Thursday, May 14, 2009

Menggapai Kehampaan

Setelah sekian lama, akhirnya aku kembali merangkai huruf, menjadi kata; merangkai kata, menjadi kalimat; merangkai kalimat, menjadi cerita. Cerita-cerita yang sangat berarti, menyentuh, dan memberikan inspirasi. Lalu aku coba untuk mengurai.

Mengurai cerita, menjadi kalimat; mengurai kalimat menjadi kata; mengurai kata, menjadi huruf. Lalu huruf-huruf itu tidak ada artinya. Lalu aku tersadar, baik ataupun buruk, benar ataupun salah, ketika diurai sama-sama tidak ada artinya.

Seekor kura-kura berusaha mempercantik cangkangnya untuk menarik lawan jenisnya. Ia mengejek sesama jenisnya dengan cangkang-cangkang mereka yang jelek, kotor dan tidak terawat. Kemanapun ia pergi, ia selalu melihat dan mencari apa saja yang dapat meningkatkan kecantikan cangkangnya, dari batu-batu permata mahal sampai memasang lampu pijar agar cangkangnya bercahaya. Tapi, apapun yang ia lakukan tidak membuat lawan jenis maupun sesama jenisnya tertarik untuk mendekatinya. Entah cahayanya terlalu membutakan mata mereka, atau bau kesombongan yang terpancar mematikan penciuman mereka.

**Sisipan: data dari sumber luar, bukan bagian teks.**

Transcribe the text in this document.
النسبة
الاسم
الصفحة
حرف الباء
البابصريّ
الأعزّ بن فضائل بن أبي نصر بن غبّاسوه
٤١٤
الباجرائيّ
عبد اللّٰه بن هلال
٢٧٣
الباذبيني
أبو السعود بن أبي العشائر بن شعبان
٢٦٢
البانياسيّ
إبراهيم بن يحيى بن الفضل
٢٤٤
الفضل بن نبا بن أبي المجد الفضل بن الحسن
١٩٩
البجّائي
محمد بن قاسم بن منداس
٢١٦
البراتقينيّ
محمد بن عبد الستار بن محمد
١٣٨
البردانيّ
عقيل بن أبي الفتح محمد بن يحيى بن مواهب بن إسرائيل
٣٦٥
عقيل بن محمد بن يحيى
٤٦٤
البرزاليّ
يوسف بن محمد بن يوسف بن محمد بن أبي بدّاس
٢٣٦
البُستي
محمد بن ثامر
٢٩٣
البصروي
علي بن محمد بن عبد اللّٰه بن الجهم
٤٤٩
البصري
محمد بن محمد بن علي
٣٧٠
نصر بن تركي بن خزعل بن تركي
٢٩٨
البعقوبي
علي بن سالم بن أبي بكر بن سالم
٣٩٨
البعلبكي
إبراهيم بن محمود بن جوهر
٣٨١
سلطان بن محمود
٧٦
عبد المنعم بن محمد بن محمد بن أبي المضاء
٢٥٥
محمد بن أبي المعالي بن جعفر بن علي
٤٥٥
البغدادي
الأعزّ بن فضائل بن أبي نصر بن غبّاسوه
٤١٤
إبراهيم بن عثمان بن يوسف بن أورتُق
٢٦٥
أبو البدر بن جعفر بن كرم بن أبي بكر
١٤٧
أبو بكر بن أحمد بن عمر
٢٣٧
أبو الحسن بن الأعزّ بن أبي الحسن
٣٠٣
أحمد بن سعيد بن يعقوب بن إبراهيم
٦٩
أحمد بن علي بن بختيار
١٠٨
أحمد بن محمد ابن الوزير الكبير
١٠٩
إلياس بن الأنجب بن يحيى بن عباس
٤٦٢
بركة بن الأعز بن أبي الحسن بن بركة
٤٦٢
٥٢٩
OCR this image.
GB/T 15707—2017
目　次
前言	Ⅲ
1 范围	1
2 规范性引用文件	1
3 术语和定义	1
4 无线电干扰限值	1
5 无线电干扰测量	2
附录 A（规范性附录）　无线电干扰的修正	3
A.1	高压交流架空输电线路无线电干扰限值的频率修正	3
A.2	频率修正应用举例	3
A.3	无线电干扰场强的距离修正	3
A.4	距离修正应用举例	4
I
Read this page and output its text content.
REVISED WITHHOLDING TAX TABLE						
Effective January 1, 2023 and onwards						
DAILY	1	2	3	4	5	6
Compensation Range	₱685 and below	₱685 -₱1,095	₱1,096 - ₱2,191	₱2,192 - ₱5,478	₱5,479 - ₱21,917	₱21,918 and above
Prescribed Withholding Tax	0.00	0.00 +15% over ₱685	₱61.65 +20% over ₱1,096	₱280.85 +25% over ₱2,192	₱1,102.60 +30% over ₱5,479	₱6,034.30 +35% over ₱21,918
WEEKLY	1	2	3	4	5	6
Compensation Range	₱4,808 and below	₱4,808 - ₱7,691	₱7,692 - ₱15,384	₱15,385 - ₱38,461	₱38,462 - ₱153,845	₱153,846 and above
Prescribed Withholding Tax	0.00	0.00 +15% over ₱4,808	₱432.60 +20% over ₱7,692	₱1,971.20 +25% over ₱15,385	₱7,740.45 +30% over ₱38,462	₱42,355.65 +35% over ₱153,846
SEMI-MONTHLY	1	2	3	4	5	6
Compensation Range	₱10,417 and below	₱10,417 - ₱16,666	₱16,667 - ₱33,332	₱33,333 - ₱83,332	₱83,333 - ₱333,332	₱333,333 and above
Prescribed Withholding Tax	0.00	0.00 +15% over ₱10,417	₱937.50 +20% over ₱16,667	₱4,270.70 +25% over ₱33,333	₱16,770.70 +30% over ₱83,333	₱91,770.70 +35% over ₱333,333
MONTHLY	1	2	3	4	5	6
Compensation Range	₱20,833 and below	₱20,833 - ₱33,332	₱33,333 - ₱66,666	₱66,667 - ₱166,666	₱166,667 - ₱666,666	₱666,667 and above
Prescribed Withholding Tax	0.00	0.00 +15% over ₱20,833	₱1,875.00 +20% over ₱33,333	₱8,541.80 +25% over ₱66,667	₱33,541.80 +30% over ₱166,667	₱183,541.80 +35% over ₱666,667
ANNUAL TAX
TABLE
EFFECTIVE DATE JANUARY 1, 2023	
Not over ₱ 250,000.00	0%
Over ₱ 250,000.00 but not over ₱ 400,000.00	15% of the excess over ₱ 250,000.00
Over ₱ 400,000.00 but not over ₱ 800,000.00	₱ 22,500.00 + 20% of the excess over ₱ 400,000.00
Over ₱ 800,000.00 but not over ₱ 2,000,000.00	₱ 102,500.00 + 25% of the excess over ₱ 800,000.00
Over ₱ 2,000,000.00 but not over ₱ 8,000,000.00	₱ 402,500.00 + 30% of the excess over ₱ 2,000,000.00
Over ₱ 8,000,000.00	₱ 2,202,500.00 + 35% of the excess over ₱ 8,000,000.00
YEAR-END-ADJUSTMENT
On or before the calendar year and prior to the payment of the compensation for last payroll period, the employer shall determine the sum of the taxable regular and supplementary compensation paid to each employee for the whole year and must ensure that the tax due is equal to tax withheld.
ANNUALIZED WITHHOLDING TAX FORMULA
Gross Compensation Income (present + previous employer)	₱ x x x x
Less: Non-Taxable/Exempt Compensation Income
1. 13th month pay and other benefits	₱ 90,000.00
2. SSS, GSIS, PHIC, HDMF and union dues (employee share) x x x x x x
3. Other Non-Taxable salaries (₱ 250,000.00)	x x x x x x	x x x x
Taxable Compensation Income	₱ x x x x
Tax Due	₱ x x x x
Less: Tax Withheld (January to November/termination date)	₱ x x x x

Kura-kura sedih, apapun yang indah bagi penglihatannya rasanya tidak akan berarti apabila ditanamkan pada cangkangnya; dan apapun yang buruk bila ditanam pada cangkangnya rasanya tidak akan menambah nilai keburukan yang sudah diberikan teman-temannya padanya.

Lalu ia menutup mata.

Tidak melihat yang baik dan tidak melihat yang buruk. Kenangan akan keindahan dan keburukan melebur menjadi satu. Akhirnya hampa. Keindahan menjadi hampa, keburukan menjadi hampa. Kekosongan menjadi hampa.
Kura-kura menyadari makna hidup ini. Jalan Tengah, tiada keekstrimisan, tiada yang indah, tiada yang buruk; tiada yang benar, tiada yang salah.
Perlahan segala aksesori ilusif dunia yang tertanam pada cangkangnya rontok satu-persatu. Meninggalkan esensi alamiah dari seekor kura-kura yang biasa-biasa saja. Lalu ia bersinar, dengan sinar yang tidak membutakan. Sinar yang menerangi seluruh alam semesta.